Delaware Public Media

A handful of states – and the District of Columbia – have passed right to die legislation. And Delaware may soon join that list.


First State lawmakers plan to revisit a right-to-die bill in the upcoming legislative session.


The Delaware law would allow terminally ill people with less than six months to live the option to end their lives at a time of their choosing.


State rep. Paul Baumbach (D-Newark) says the bill he plans to re-introduce can increase the quality of those final days for someone who is terminally ill with less than six months left to live.

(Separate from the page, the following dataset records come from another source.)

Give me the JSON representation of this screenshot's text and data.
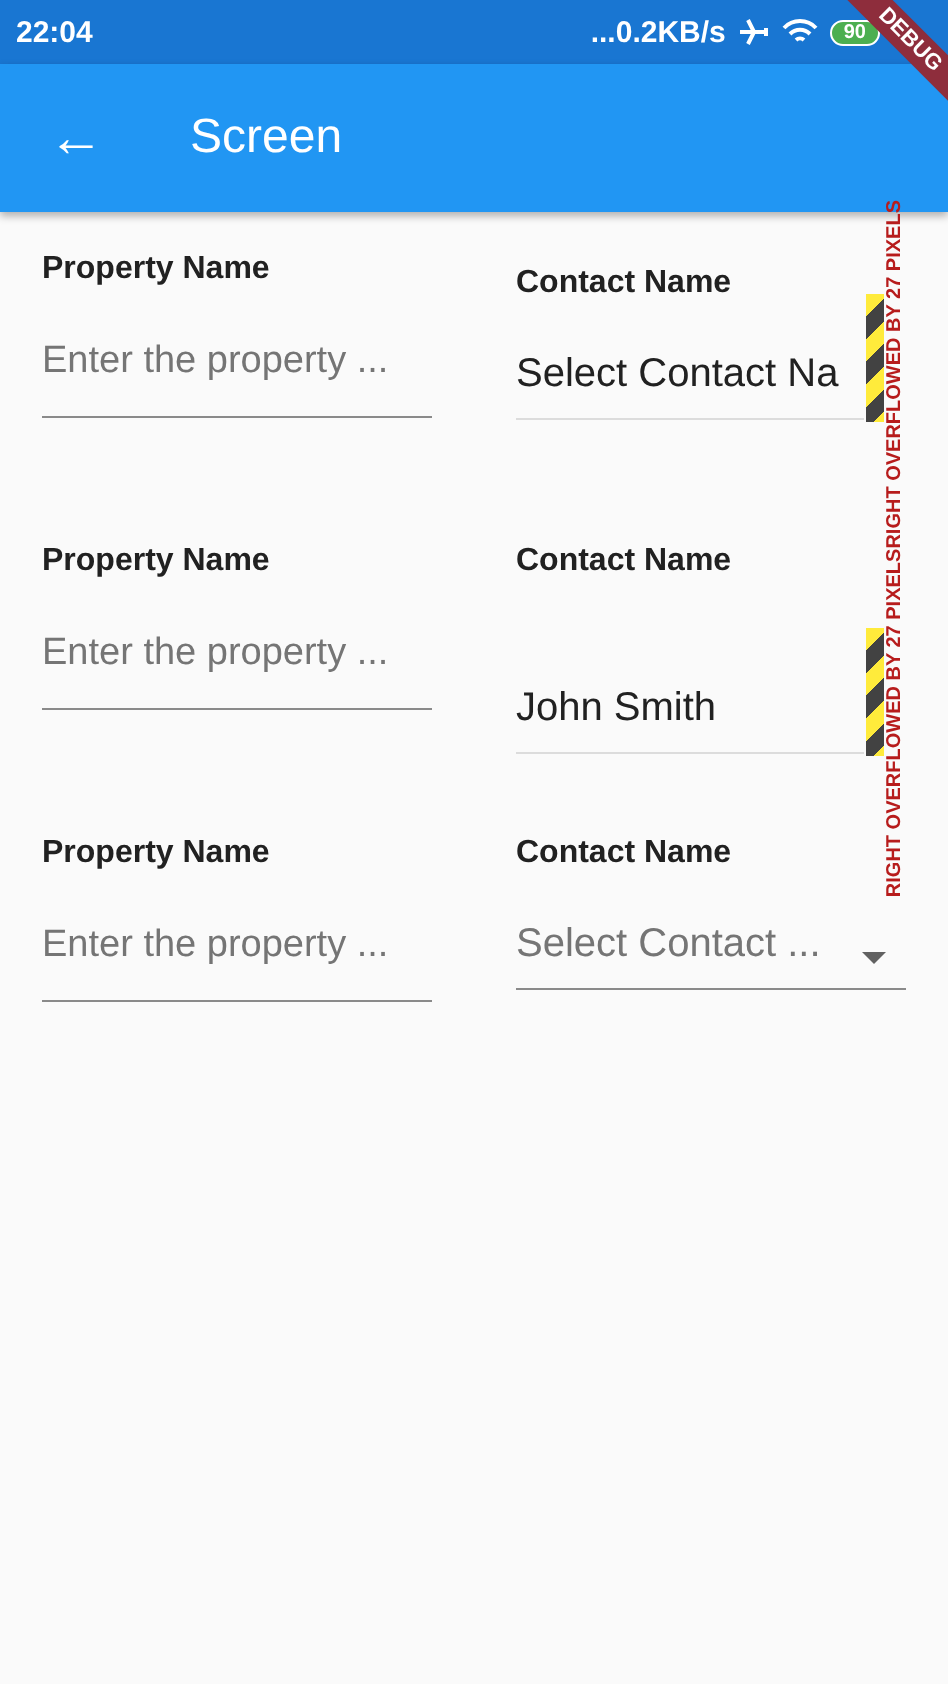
{
  "status_bar": {
    "time": "22:04",
    "network_speed": "...0.2KB/s",
    "battery": "90"
  },
  "app_bar": {
    "back_icon": "←",
    "title": "Screen"
  },
  "debug_banner": "DEBUG",
  "rows": [
    {
      "property": {
        "label": "Property Name",
        "placeholder": "Enter the property ..."
      },
      "contact": {
        "kind": "overflow",
        "label": "Contact Name",
        "value": "Select Contact Na"
      }
    },
    {
      "property": {
        "label": "Property Name",
        "placeholder": "Enter the property ..."
      },
      "contact": {
        "kind": "overflow",
        "label": "Contact Name",
        "value": "John Smith"
      }
    },
    {
      "property": {
        "label": "Property Name",
        "placeholder": "Enter the property ..."
      },
      "contact": {
        "kind": "dropdown",
        "label": "Contact Name",
        "placeholder": "Select Contact ..."
      }
    }
  ],
  "overflow_warning": "RIGHT OVERFLOWED BY 27 PIXELSRIGHT OVERFLOWED BY 27 PIXELS"
}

That’s because they get to choose the time and circumstances of their death - when all family members can be there. Baumbach says the practice can also reduce unplanned hospice suicides.


“But when you have medical aid in dying in a state those cases go down to near zero and you have just greater usage of hospice, more cases of people dying where they want which is in their home as opposed to an institution," Baumbach said.

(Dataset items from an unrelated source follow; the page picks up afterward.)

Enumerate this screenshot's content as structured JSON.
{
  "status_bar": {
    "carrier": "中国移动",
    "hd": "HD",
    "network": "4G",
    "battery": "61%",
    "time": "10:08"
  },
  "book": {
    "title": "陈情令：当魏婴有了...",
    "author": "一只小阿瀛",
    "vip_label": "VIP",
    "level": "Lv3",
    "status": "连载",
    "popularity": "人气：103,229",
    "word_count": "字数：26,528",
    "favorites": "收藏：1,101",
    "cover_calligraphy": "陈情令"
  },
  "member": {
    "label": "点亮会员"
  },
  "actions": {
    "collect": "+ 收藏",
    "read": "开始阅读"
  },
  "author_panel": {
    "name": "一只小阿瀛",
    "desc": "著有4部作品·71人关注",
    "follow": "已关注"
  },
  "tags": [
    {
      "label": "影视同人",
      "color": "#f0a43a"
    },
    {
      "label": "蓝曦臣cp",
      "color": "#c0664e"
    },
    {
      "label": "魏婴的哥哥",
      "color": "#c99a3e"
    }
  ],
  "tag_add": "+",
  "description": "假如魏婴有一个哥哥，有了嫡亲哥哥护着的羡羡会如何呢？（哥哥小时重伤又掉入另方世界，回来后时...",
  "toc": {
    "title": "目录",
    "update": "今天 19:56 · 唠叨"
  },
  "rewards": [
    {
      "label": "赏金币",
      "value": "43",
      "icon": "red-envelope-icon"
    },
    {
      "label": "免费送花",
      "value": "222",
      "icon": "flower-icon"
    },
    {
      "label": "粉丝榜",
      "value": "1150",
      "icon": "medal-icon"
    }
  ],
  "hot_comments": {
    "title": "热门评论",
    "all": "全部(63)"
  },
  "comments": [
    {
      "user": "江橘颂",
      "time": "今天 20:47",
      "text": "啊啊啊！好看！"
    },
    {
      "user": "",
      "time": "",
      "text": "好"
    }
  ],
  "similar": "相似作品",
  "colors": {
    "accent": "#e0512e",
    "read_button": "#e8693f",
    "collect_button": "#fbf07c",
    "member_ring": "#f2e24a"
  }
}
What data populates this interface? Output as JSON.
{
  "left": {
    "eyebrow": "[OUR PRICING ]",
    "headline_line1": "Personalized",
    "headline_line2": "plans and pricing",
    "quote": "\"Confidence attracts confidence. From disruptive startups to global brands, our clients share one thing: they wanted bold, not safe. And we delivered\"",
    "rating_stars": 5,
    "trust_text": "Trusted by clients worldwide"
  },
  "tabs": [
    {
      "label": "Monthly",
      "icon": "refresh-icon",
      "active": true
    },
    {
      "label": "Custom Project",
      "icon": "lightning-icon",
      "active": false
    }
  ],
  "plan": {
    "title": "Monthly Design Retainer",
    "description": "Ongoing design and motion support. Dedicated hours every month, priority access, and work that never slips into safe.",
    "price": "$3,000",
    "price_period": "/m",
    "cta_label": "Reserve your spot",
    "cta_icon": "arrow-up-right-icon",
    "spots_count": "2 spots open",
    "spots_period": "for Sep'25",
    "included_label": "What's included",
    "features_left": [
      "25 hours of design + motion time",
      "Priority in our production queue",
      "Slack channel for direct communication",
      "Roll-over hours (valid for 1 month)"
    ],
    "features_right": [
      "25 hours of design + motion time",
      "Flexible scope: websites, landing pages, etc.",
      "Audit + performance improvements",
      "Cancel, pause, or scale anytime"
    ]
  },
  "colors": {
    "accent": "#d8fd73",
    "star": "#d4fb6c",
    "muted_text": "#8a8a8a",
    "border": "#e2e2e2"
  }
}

In the last legislative session, Baumbach heard concerns from both supporters and opponents. Delaware’s Medical Society has opposed the legislation, saying it jeopardizes the physician’s traditional role of healer.


He says many people weren’t aware of the safeguards in the legislation. It requires mental health professionals to determine the person is in the right frame of mind and that the decision isn’t clouded by depression or another mental illness.


Baumbach says it’s also not euthanasia.


“It isn’t a family member can do this, the doctor can’t do this," he said. "The patient has to be the one to self-administer this. It is patient-driven. It’s honoring the patient’s wishes.”


The right-to-die legislation would require people to be at least 18 years of age, and without any psychiatric conditions.


The law is modeled after Oregon’s law, which Oregon advocacy group Death with Dignity’s Executive Director Peg Sandeen says hasn’t been abused.


“We have 18 years of data in Oregon demonstrating that the law works as anticipated, that people are not targeted, that vulnerable populations are not at risk and that the law is a rarely used option," Sandeen said.


Sandeen expects at least 25 states will introduce similar right-to-die legislation in the new year.


Seven in 10 American adults support physician aid in dying, according to a 2015 Gallup Poll.